BEIJING (dpa-AFX) - Asian stocks declined on Friday as rising crude oil prices linked to geopolitical tensions rattled investors.
Brent crude prices rose more than 1 percent toward $102 a barrel in Asian trade as concerns over supply disruptions overshadowed news of a record release of emergency reserves by members of the International Energy Agency.
Additionally, the Trump administration has issued its second authorization for buyers to take Russian oil cargoes already at sea and announced it was considering loosening shipping rules in a bid to ease growing pressure on prices.

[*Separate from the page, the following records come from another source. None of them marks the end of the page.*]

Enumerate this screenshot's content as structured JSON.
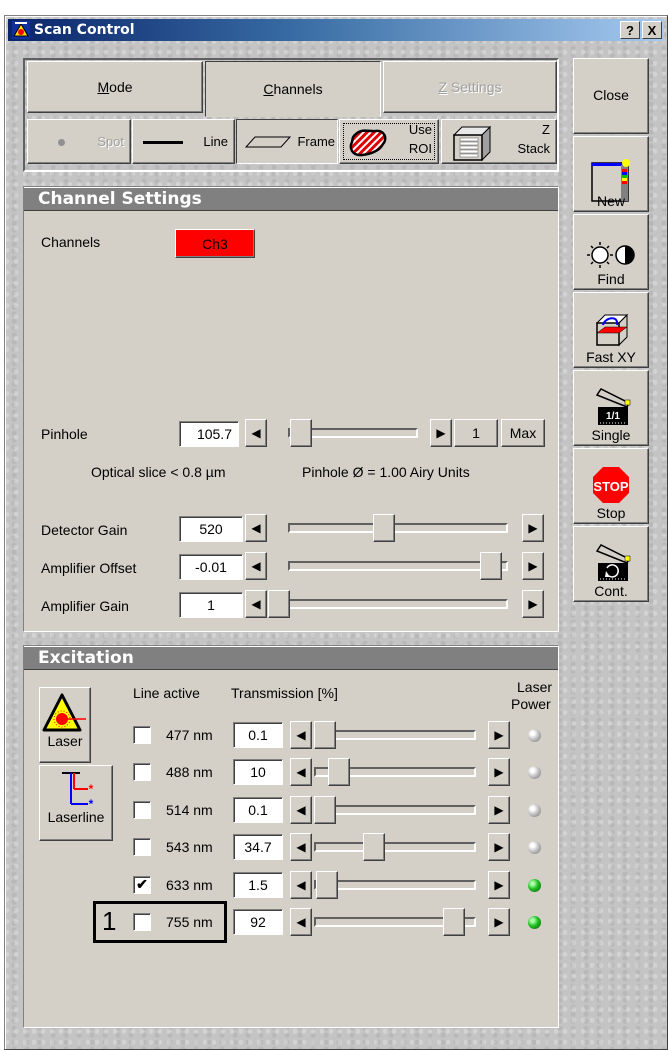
{
  "window": {
    "title": "Scan Control",
    "help_btn": "?",
    "close_btn": "X"
  },
  "tabs": [
    {
      "label": "Mode",
      "accel": "M",
      "rest": "ode",
      "state": "normal"
    },
    {
      "label": "Channels",
      "accel": "C",
      "rest": "hannels",
      "state": "active"
    },
    {
      "label": "Z Settings",
      "accel": "Z",
      "rest": " Settings",
      "state": "disabled"
    }
  ],
  "scan_modes": [
    {
      "label": "Spot",
      "icon": "spot-icon",
      "state": "disabled"
    },
    {
      "label": "Line",
      "icon": "line-icon",
      "state": "normal"
    },
    {
      "label": "Frame",
      "icon": "frame-icon",
      "state": "pressed"
    },
    {
      "label1": "Use",
      "label2": "ROI",
      "icon": "roi-icon",
      "state": "focused"
    },
    {
      "label1": "Z",
      "label2": "Stack",
      "icon": "z-stack-icon",
      "state": "normal"
    }
  ],
  "side_buttons": [
    {
      "label": "Close",
      "icon": ""
    },
    {
      "label": "New",
      "icon": "new-image-icon"
    },
    {
      "label": "Find",
      "icon": "find-brightness-icon"
    },
    {
      "label": "Fast XY",
      "icon": "fast-xy-icon"
    },
    {
      "label": "Single",
      "icon": "single-scan-icon"
    },
    {
      "label": "Stop",
      "icon": "stop-icon"
    },
    {
      "label": "Cont.",
      "icon": "continuous-scan-icon"
    }
  ],
  "channel_settings": {
    "header": "Channel Settings",
    "channels_label": "Channels",
    "channel_button": "Ch3",
    "channel_color": "#ff0000",
    "pinhole": {
      "label": "Pinhole",
      "value": "105.7",
      "slider_fraction": 0.02,
      "airy_value": "1",
      "max_label": "Max"
    },
    "optical_slice": "Optical slice < 0.8 µm",
    "pinhole_airy": "Pinhole Ø = 1.00 Airy Units",
    "detector_gain": {
      "label": "Detector Gain",
      "value": "520",
      "slider_fraction": 0.43
    },
    "amplifier_offset": {
      "label": "Amplifier Offset",
      "value": "-0.01",
      "slider_fraction": 0.97
    },
    "amplifier_gain": {
      "label": "Amplifier Gain",
      "value": "1",
      "slider_fraction": 0.0
    }
  },
  "excitation": {
    "header": "Excitation",
    "laser_button": "Laser",
    "laserline_button": "Laserline",
    "col_line_active": "Line active",
    "col_transmission": "Transmission [%]",
    "col_laser_power_1": "Laser",
    "col_laser_power_2": "Power",
    "lines": [
      {
        "wavelength": "477 nm",
        "checked": false,
        "transmission": "0.1",
        "fraction": 0.0,
        "power_on": false
      },
      {
        "wavelength": "488 nm",
        "checked": false,
        "transmission": "10",
        "fraction": 0.1,
        "power_on": false
      },
      {
        "wavelength": "514 nm",
        "checked": false,
        "transmission": "0.1",
        "fraction": 0.0,
        "power_on": false
      },
      {
        "wavelength": "543 nm",
        "checked": false,
        "transmission": "34.7",
        "fraction": 0.347,
        "power_on": false
      },
      {
        "wavelength": "633 nm",
        "checked": true,
        "transmission": "1.5",
        "fraction": 0.015,
        "power_on": true
      },
      {
        "wavelength": "755 nm",
        "checked": false,
        "transmission": "92",
        "fraction": 0.92,
        "power_on": true
      }
    ],
    "annotation_label": "1"
  }
}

U.S. Treasury Secretary Scott Bessent said the United States Navy may soon escort oil tankers through the Strait of Hormuz, perhaps with an international coalition.
The dollar hit a three-month high, and gold was little changed below $5,100 an ounce due to shifting Fed rate cut expectations.

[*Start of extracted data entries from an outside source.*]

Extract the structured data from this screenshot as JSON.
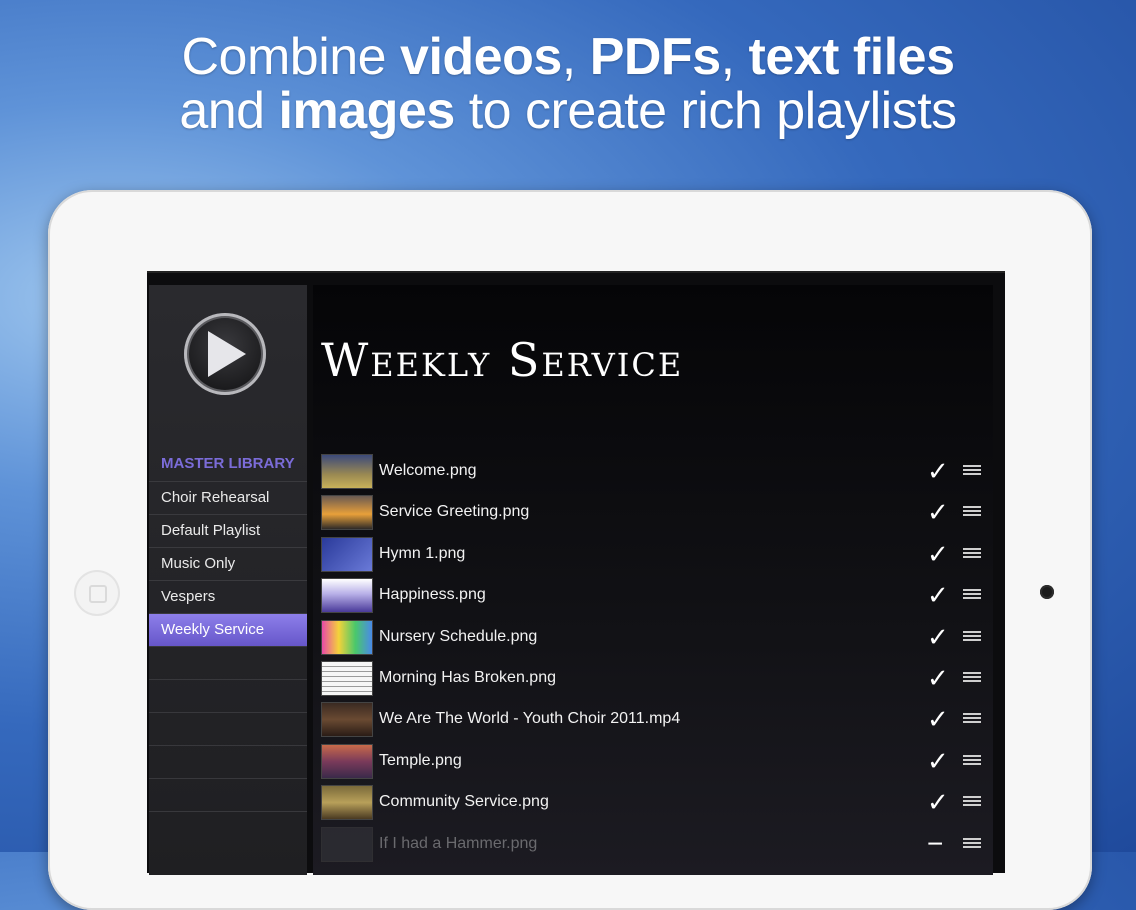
{
  "headline": {
    "line1_a": "Combine ",
    "line1_b": "videos",
    "line1_c": ", ",
    "line1_d": "PDFs",
    "line1_e": ", ",
    "line1_f": "text files",
    "line2_a": "and ",
    "line2_b": "images",
    "line2_c": " to create rich playlists"
  },
  "sidebar": {
    "header": "MASTER LIBRARY",
    "items": [
      {
        "label": "Choir Rehearsal"
      },
      {
        "label": "Default Playlist"
      },
      {
        "label": "Music Only"
      },
      {
        "label": "Vespers"
      },
      {
        "label": "Weekly Service",
        "active": true
      }
    ]
  },
  "main": {
    "title": "Weekly Service",
    "rows": [
      {
        "label": "Welcome.png",
        "check": "✓"
      },
      {
        "label": "Service Greeting.png",
        "check": "✓"
      },
      {
        "label": "Hymn 1.png",
        "check": "✓"
      },
      {
        "label": "Happiness.png",
        "check": "✓"
      },
      {
        "label": "Nursery Schedule.png",
        "check": "✓"
      },
      {
        "label": "Morning Has Broken.png",
        "check": "✓"
      },
      {
        "label": "We Are The World - Youth Choir 2011.mp4",
        "check": "✓"
      },
      {
        "label": "Temple.png",
        "check": "✓"
      },
      {
        "label": "Community Service.png",
        "check": "✓"
      },
      {
        "label": "If I had a Hammer.png",
        "check": "−"
      }
    ]
  },
  "colors": {
    "accent": "#7b6cd8",
    "active_item": "#7a6bde",
    "background": "#3569bd"
  },
  "icons": {
    "logo": "play-circle-icon",
    "row_status": "checkmark-icon",
    "row_reorder": "drag-handle-icon"
  }
}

Traders await the release of January's Personal Consumption Expenditures Price Index (PCE), the preferred inflation gauge of the Federal Reserve (Fed), later in the day for fresh insights into the rate outlook after overnight data showed the headline consumer price index was steady in February.
China's Shanghai Composite index fell 0.82 percent to 4,095.45 after a volatile session. Hong Kong's Hang Seng index ended 0.98 percent lower at 25,465.60, dragged down by technology stocks.
Japanese markets fell sharply on growing fears that the war in Iran will further crimp energy supplies and boost inflation. The Nikkei average dropped 1.16 percent to 53,819.61 while the broader Topix index settled 0.57 percent lower at 3,629.03.
Honda Motor shares slumped 5.6 percent after the automaker flagged its first annual loss in 70 years and announced it would cancel the launches and development of certain models in response to a slowdown in North America's EV market.
Seoul stocks closed lower for a second consecutive session after both U.S. President Donald Trump and Iran's new supreme leader struck defiant tones, with the latter ordering the Strait of Hormuz to remain closed and calling on Gulf Arabs to 'shut down' U.S. bases in the region.
As oil prices reach multiyear highs, traders also trimmed bets on Federal Reserve interest-rate cuts this year.
The benchmark Kospi index tumbled 1.72 percent to 5,487.24, with tech heavyweights Samsung Electronics and SK Hynix both falling over 2 percent. Shares of nuclear energy companies rose after the passage of a special bill on U.S. investment.
Australian markets ended slightly lower as rising bets for interest rate hikes lifted banks and offset weakness in the mining sector. The benchmark S&P/ASX 200 slid 0.14 percent to 8,617.10 while the broader All Ordinaries index closed 0.14 percent lower at 8,839.10.
Across the Tasman, New Zealand's benchmark S&P/NZX-50 index finished marginally lower at 13,187.34 after a survey showed activity in the country's manufacturing sector continued to expand in February.
Overnight, U.S. stocks tumbled to reach their lowest closing level in well over three months after closing little changed for two straight days.
The sell-off came amid skyrocketing oil prices and increasing Treasury yields due to Strait of Hormuz disruptions after reports emerged that three more foreign vessels were struck off the coast of Iraq and the United Arab Emirates.
Ayatollah Mojtaba Khamenei, Iran's new Supreme Leader, raised alarm bells with a powerful ultimatum targeting U.S. military installations and said the critical Strait of Hormuz would remain closed.
President Donald Trump said that the U.S. benefits from rising oil prices, but his priority is stopping Iran from having nuclear weapons.
Economic reports painted a positive picture of the world's largest economy, with the U.S. trade deficit shrinking in January and jobless claims falling last week.
The Dow lost 1.6 percent, the tech-heavy Nasdaq Composite plunged 1.8 percent and the S&P 500 plummeted 1.5 percent.